Her award-winning work, Heart Lamp, is a collection of twelve short stories translated into English by Deepa Bhasthi and captures the hardships of Muslim women living in southern India which the judges said are “astonishing portraits of survival and resilience”.
Originally published in the Kannada language between 1990 and 2023, Banu Mushtaq’s portraits of family and community tensions testify to her years tirelessly championing women’s rights and protesting all forms of caste and religious oppression.
The prize was announced by bestselling Booker Prize-longlisted author Max Porter, Chair of the 2025 judges, at a ceremony at London’s Tate Modern on Tuesday. The £50,000 prize money will be divided equally between the author and the translator.

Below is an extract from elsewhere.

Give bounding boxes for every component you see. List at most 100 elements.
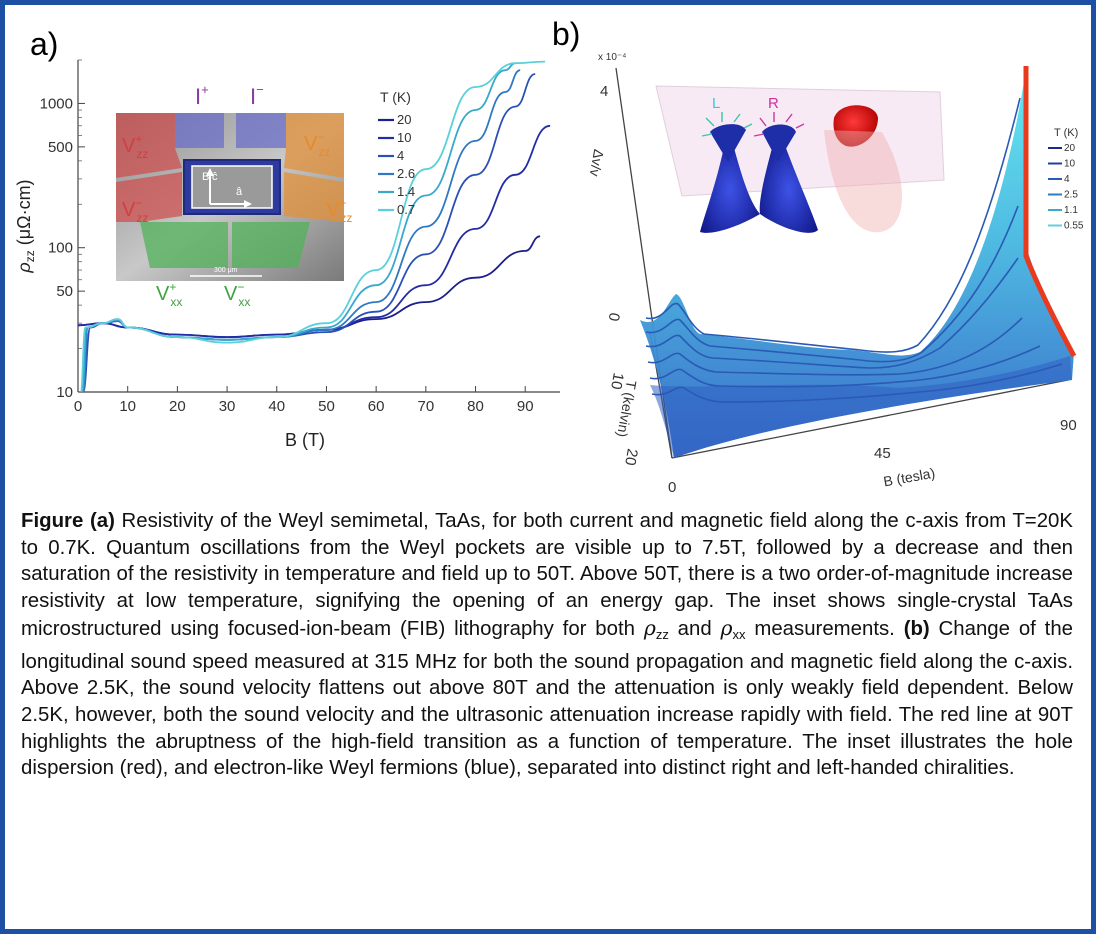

Heart Lamp’s 12 stories chronicle the lives of women and girls in patriarchal communities in southern India.
“My stories are about women – how religion, society, and politics demand unquestioning obedience from them, and in doing so, inflict inhumane cruelty upon them, turning them into mere subordinates. The daily incidents reported in the media and the personal experiences I have endured have been my inspiration. The pain, suffering, and helpless lives of these women create a deep emotional response within me. I do not engage in extensive research; my heart itself is my field of study,” Mustaq, who is herself a Muslim, said.
“Heart Lamp is something genuinely new for English readers. A radical translation which ruffles language, to create new textures in a plurality of Englishes. It challenges and expands our understanding of translation. These beautiful, busy, life-affirming stories rise from Kannada, interspersed with the extraordinary socio-political richness of other languages and dialects. It speaks of women’s lives, reproductive rights, faith, caste, power and oppression,” Max Porter said.
It is the first book translated from Kannada, and with that, Deepa Bhasthi becomes the first Indian translator to win the International Booker.
Who is Banu Mustaq?
Mushtaq, a lawyer and major voice within progressive Kannada literature, is a prominent champion of women’s rights and a protester against caste and religious oppression in India.
She was inspired to write the stories by the experiences of women who came to her seeking legal help.
She becomes the second Indian author to win the International Booker Prize after Geetanjali Shree in 2022.
Mustaq began writing within the progressive protest literary circles in the 1970s and 1980s. Critical of the caste and class system, the Bandaya Sahitya movement gave rise to influential Dalit and Muslim writers, of whom Mushtaq was one of the few women.
She is the author of six short-story collections, a novel, an essay collection, and a poetry collection.
She writes in Kannada and has won major awards for her literary works, including the Karnataka Sahitya Academy and the Daana Chintamani Attimabbe awards.